Still hissing, the old woman tugged the door closed.  “What the heck was that?” Roland breathed.

Giving a wry chuckle, the red-haired man said, “Nothing most people have to worry about.”  He glanced back at them and smiled.  “I’m Markus, by the way.  You’re Roland and May, right?”

“Nice to meet you face to face,” Roland said.  “Is she… going to come after us?”

“Probably not,” Markus said, shrugging.  He nodded towards a little sedan parked at the curb.  “That’s my car.  I’ll cover you.”

May hurried over to the car with Roland close behind her.  Almost as soon as they were buckled into their seats, Markus got in as well.  He quickly latched his belt and threw the car into drive.  Then, they were heading off down the street.

Markus hit one button and said, “Dial Konrad.”

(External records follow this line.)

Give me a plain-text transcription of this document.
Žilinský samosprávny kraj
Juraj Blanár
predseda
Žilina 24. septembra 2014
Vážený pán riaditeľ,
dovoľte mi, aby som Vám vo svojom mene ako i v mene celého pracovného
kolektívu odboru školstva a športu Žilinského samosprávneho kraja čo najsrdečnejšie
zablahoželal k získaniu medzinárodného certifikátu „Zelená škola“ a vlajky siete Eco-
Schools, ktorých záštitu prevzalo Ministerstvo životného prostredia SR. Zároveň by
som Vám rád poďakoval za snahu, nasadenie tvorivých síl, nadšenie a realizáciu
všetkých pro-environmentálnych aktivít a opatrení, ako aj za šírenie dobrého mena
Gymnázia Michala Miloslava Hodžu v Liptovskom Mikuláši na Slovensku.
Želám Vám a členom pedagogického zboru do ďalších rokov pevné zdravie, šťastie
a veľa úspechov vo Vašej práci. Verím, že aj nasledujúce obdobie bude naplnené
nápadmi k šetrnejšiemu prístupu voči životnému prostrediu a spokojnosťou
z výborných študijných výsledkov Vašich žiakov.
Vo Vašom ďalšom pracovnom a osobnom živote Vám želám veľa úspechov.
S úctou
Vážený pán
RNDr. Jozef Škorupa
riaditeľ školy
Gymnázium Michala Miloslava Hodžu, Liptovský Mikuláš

Roland heaved a sigh of relief as they headed through the city.  He barely listened while Markus told his brother to get a team out to the address, to take care of something he called a babaroga.  He didn’t know what that was, but he was pretty sure that little old lady meant to eat them.  He shook the thought away and then looked over at May.  “Next time we go someplace, I’ll make sure that I write down the directions,” he said.

May nodded quickly.  Then, she looked at Markus.  “She seemed like a sweet little old lady… until she hissed at Roland,” she said.

“They do that,” Markus said, grimacing.